The Anganwadi worker is a functionary of the Integrated Child Development Scheme (ICDS) in charge of managing the Anganwadi. Anganwadi is a type of child and mother care centre that was established as a part of the ICDS. The AWW is supported by a part-time assistant, called an Anganwadi Helper (AWH)
Functions of Anganwadi worker
The main functions of AWW are:
- To elicit community support and participation in running the programme.
- To weigh each child every month, record the weight graphically on the growth card, use referral card for referring cases of mothers/children to the sub-centres/PHC etc., and maintain child cards for children below 6 years and produce these cards before visiting medical and para-medical personnel
- To carry out a quick survey of all the families and to organise non-formal pre-school activities in the Anganwadi of children in the age group 3-6 years of age
- To organise supplementary nutrition feeding for children (0-6 years) and expectant and nursing mothers by planning the menu based on locally available food and local recipes.
- To make home visits for educating parents to enable mothers to plan an effective role in the child’s growth and development with special emphasis on a newborn child.
- To assist the PHC staff in the implementation of health component of the Programme viz. immunization, health check-up, antenatal and postnatal check etc.
- To bring to the notice of the Supervisors/ CDPO any development in the village this requires their attention and intervention, particularly in regard to the work of the coordinating arrangements with different departments.
- To maintain liaison with other institutions (Mahila Mandals) and involve lady school workers and girls of the primary/middle schools in the village which have relevance to her functions.
Auxiliary Nurse Midwife
Auxiliary Nurse Midwife (ANM) is a female health worker based at a health sub-centre or Primary health centre. They are also known as the essential frontline workers under the National Rural Health Mission. This cadre was created in the 1950s to help the Government focus on basic maternal health including midwifery and child health. After this, the ANMs were designated as multipurpose workers (MPW) and their responsibilities included family planning, immunisation, infectious disease prevention and care, in addition to maternal health and childbirth.

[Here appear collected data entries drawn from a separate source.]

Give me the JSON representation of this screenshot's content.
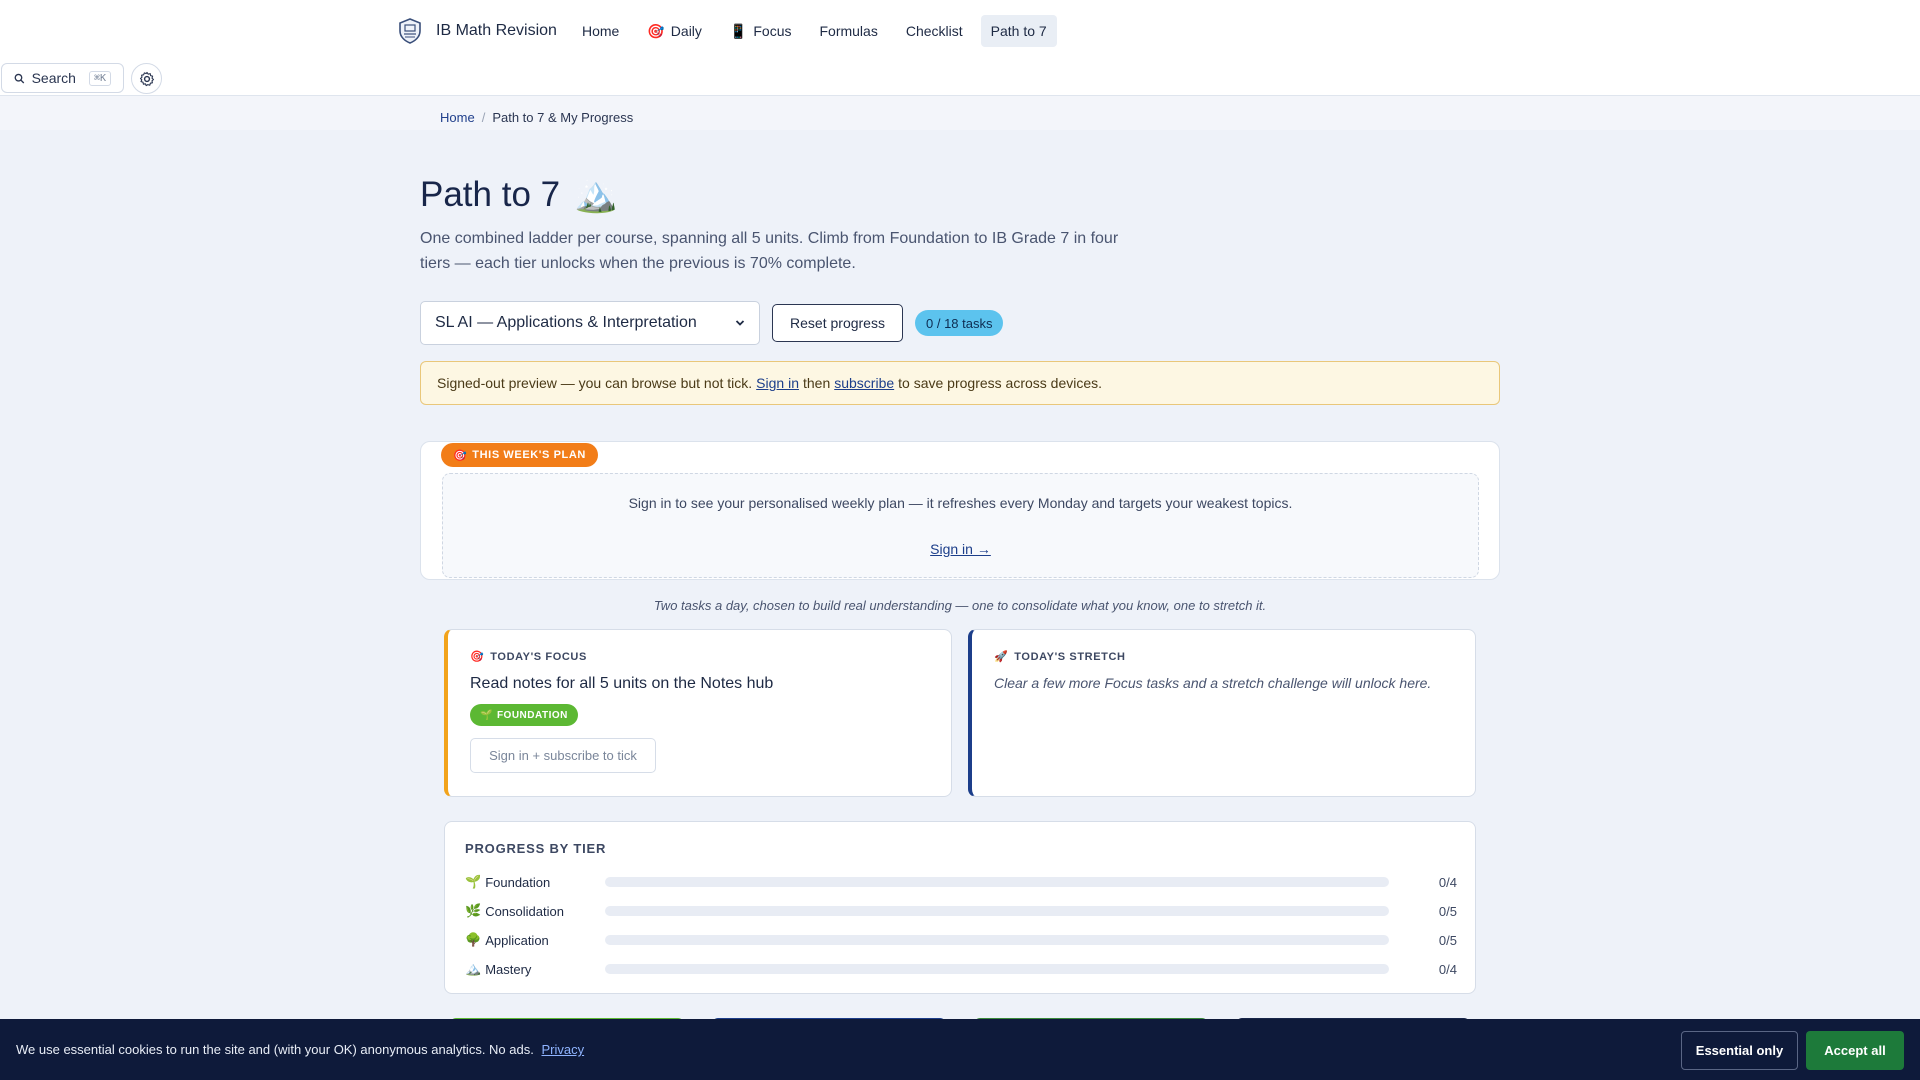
{
  "header": {
    "brand": "IB Math Revision",
    "nav": [
      {
        "icon": "🎯",
        "label": "Home",
        "has_icon": false
      },
      {
        "icon": "🎯",
        "label": "Daily",
        "has_icon": true
      },
      {
        "icon": "📱",
        "label": "Focus",
        "has_icon": true
      },
      {
        "icon": "",
        "label": "Formulas",
        "has_icon": false
      },
      {
        "icon": "",
        "label": "Checklist",
        "has_icon": false
      },
      {
        "icon": "",
        "label": "Path to 7",
        "has_icon": false,
        "active": true
      }
    ],
    "search_label": "Search",
    "search_shortcut": "⌘K"
  },
  "breadcrumb": {
    "home": "Home",
    "separator": "/",
    "current": "Path to 7 & My Progress"
  },
  "page": {
    "title": "Path to 7",
    "title_emoji": "🏔️",
    "subtitle": "One combined ladder per course, spanning all 5 units. Climb from Foundation to IB Grade 7 in four tiers — each tier unlocks when the previous is 70% complete."
  },
  "controls": {
    "course_selected": "SL AI — Applications & Interpretation",
    "reset_label": "Reset progress",
    "task_badge": "0 / 18 tasks"
  },
  "notice": {
    "prefix": "Signed-out preview — you can browse but not tick.",
    "sign_in": "Sign in",
    "middle": "then",
    "subscribe": "subscribe",
    "suffix": "to save progress across devices."
  },
  "weekly_plan": {
    "tag_icon": "🎯",
    "tag": "THIS WEEK'S PLAN",
    "message": "Sign in to see your personalised weekly plan — it refreshes every Monday and targets your weakest topics.",
    "link": "Sign in →"
  },
  "tagline": "Two tasks a day, chosen to build real understanding — one to consolidate what you know, one to stretch it.",
  "focus_card": {
    "icon": "🎯",
    "title": "TODAY'S FOCUS",
    "task": "Read notes for all 5 units on the Notes hub",
    "tier_icon": "🌱",
    "tier": "FOUNDATION",
    "button": "Sign in + subscribe to tick"
  },
  "stretch_card": {
    "icon": "🚀",
    "title": "TODAY'S STRETCH",
    "message": "Clear a few more Focus tasks and a stretch challenge will unlock here."
  },
  "progress": {
    "title": "PROGRESS BY TIER",
    "tiers": [
      {
        "icon": "🌱",
        "name": "Foundation",
        "count": "0/4",
        "fraction": 0
      },
      {
        "icon": "🌿",
        "name": "Consolidation",
        "count": "0/5",
        "fraction": 0
      },
      {
        "icon": "🌳",
        "name": "Application",
        "count": "0/5",
        "fraction": 0
      },
      {
        "icon": "🏔️",
        "name": "Mastery",
        "count": "0/4",
        "fraction": 0
      }
    ]
  },
  "colors": {
    "accent_orange": "#f27d18",
    "focus_border": "#f2a31b",
    "stretch_border": "#1c3e8a",
    "foundation_green": "#5cb833",
    "cookie_bg": "#0e1a3a",
    "accept_green": "#1d7a3a"
  },
  "cookie": {
    "text": "We use essential cookies to run the site and (with your OK) anonymous analytics. No ads.",
    "privacy": "Privacy",
    "essential": "Essential only",
    "accept": "Accept all"
  }
}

At the time the ANM program was launched, ANMs received two years of training focused primarily on MCH, with midwifery being the focus of nine out of the 24 months of training
Difference between Anganwadi workers, ANM and AWW
- India has three cadres of Community Health Workers. The first one is the Auxiliary Nurse-Midwife (ANM), based at a sub-centre, visiting various villages in addition to providing care at the subcenter. The second is the Anganwadi Worker (AWW), working solely in her village and focusing on the provision of food supplements to young children, adolescent girls, and lactating women. The final cadre is the Accredited Social Health Activist (ASHA), who also works in the village assigned to her. These workers focus on the promotion of MCH, including immunizations and institutional-based deliveries, for which they receive a performance-related fee.

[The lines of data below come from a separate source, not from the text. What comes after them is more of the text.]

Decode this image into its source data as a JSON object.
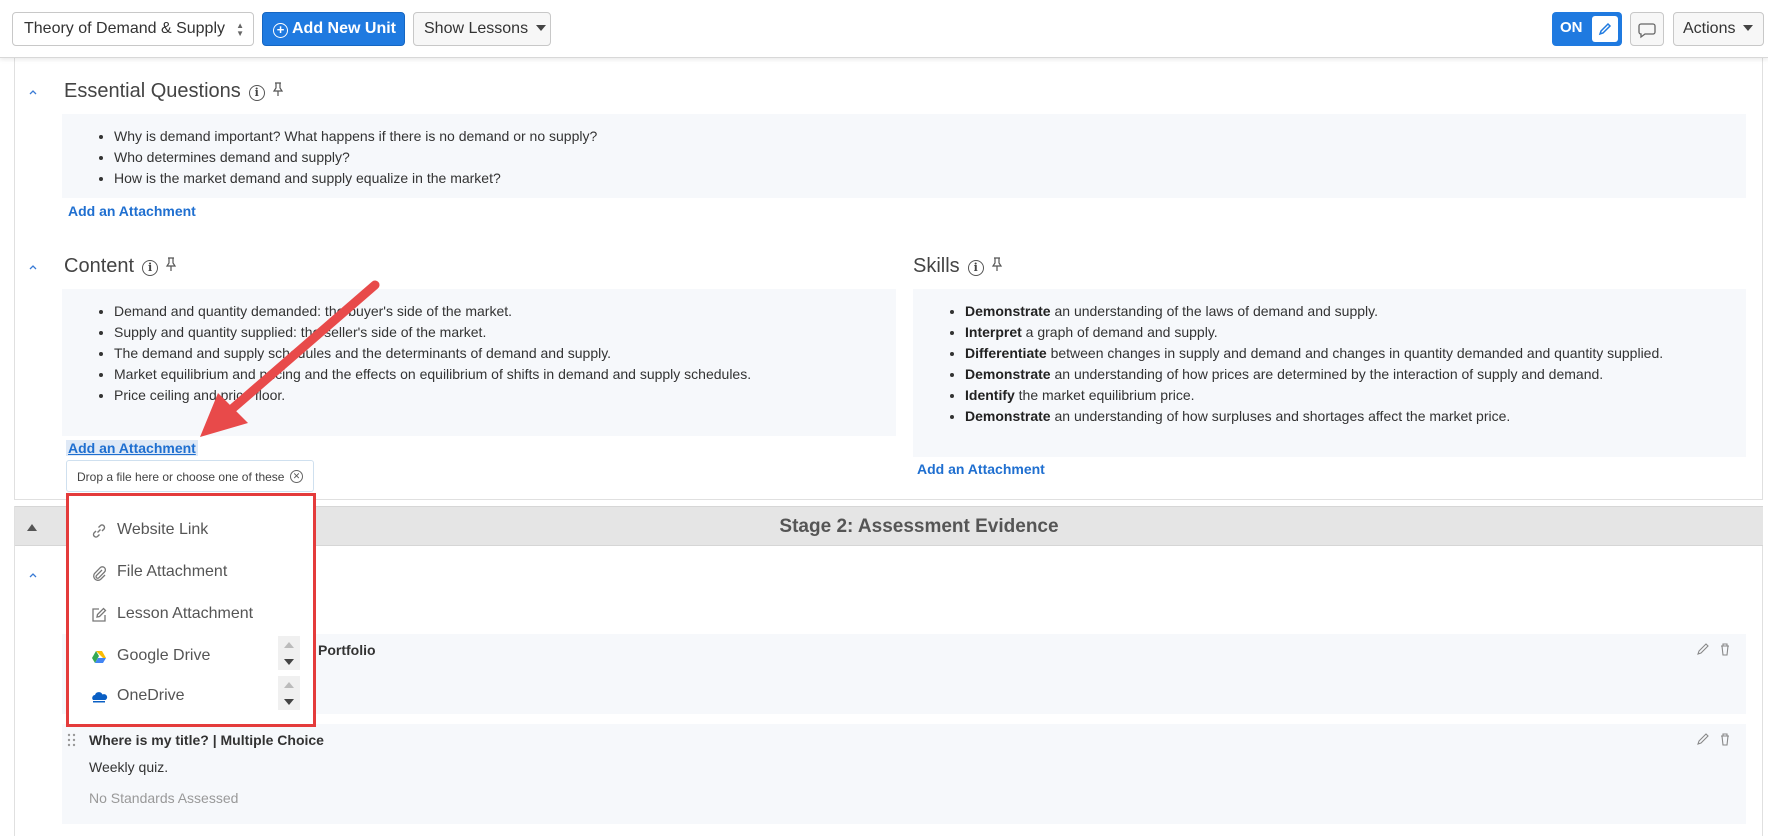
{
  "toolbar": {
    "unit_select": "Theory of Demand & Supply",
    "add_unit_label": "Add New Unit",
    "show_lessons_label": "Show Lessons",
    "toggle_label": "ON",
    "actions_label": "Actions",
    "accent_color": "#1f7ae0"
  },
  "essential_questions": {
    "title": "Essential Questions",
    "items": [
      "Why is demand important? What happens if there is no demand or no supply?",
      "Who determines demand and supply?",
      "How is the market demand and supply equalize in the market?"
    ],
    "attachment_link": "Add an Attachment"
  },
  "content": {
    "title": "Content",
    "items": [
      "Demand and quantity demanded: the buyer's side of the market.",
      "Supply and quantity supplied: the seller's side of the market.",
      "The demand and supply schedules and the determinants of demand and supply.",
      "Market equilibrium and pricing and the effects on equilibrium of shifts in demand and supply schedules.",
      "Price ceiling and price floor."
    ],
    "attachment_link": "Add an Attachment"
  },
  "skills": {
    "title": "Skills",
    "items": [
      {
        "verb": "Demonstrate",
        "text": " an understanding of the laws of demand and supply."
      },
      {
        "verb": "Interpret",
        "text": " a graph of demand and supply."
      },
      {
        "verb": "Differentiate",
        "text": " between changes in supply and demand and changes in quantity demanded and quantity supplied."
      },
      {
        "verb": "Demonstrate",
        "text": " an understanding of how prices are determined by the interaction of supply and demand."
      },
      {
        "verb": "Identify",
        "text": " the market equilibrium price."
      },
      {
        "verb": "Demonstrate",
        "text": " an understanding of how surpluses and shortages affect the market price."
      }
    ],
    "attachment_link": "Add an Attachment"
  },
  "attachment_popup": {
    "tip": "Drop a file here or choose one of these",
    "options": [
      {
        "label": "Website Link",
        "icon": "link-icon"
      },
      {
        "label": "File Attachment",
        "icon": "paperclip-icon"
      },
      {
        "label": "Lesson Attachment",
        "icon": "edit-icon"
      },
      {
        "label": "Google Drive",
        "icon": "google-drive-icon"
      },
      {
        "label": "OneDrive",
        "icon": "onedrive-icon"
      }
    ],
    "highlight_color": "#e43b3b"
  },
  "stage2": {
    "title": "Stage 2: Assessment Evidence",
    "items": [
      {
        "title": "Portfolio"
      },
      {
        "title": "Where is my title? | Multiple Choice",
        "description": "Weekly quiz.",
        "standards": "No Standards Assessed"
      }
    ]
  }
}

- There are at present 208,000 ANMs, 1.2 million AWWs, and 857,000 ASHA workers. They each have their own supervisory systems and payment systems.
- ANMs receive 18 months of training while AWWs and ASHA workers each receive 3–4 weeks with additional pieces of training from time to time.
- ANMs are paid a government salary. AWWs are considered to volunteers but are paid an “honorarium” of about 2000-2500 rupees per month. ASHA workers receive performance-based incentives, such as 700-800 rupees for the facilitation of institutional delivery and 250 rupees for the facilitation of a child’s completion of immunizations. They also now receive around rupees 1200 per month for completing their day-to-day routine tasks independent of the specific tasks for which they receive performance-based incentives.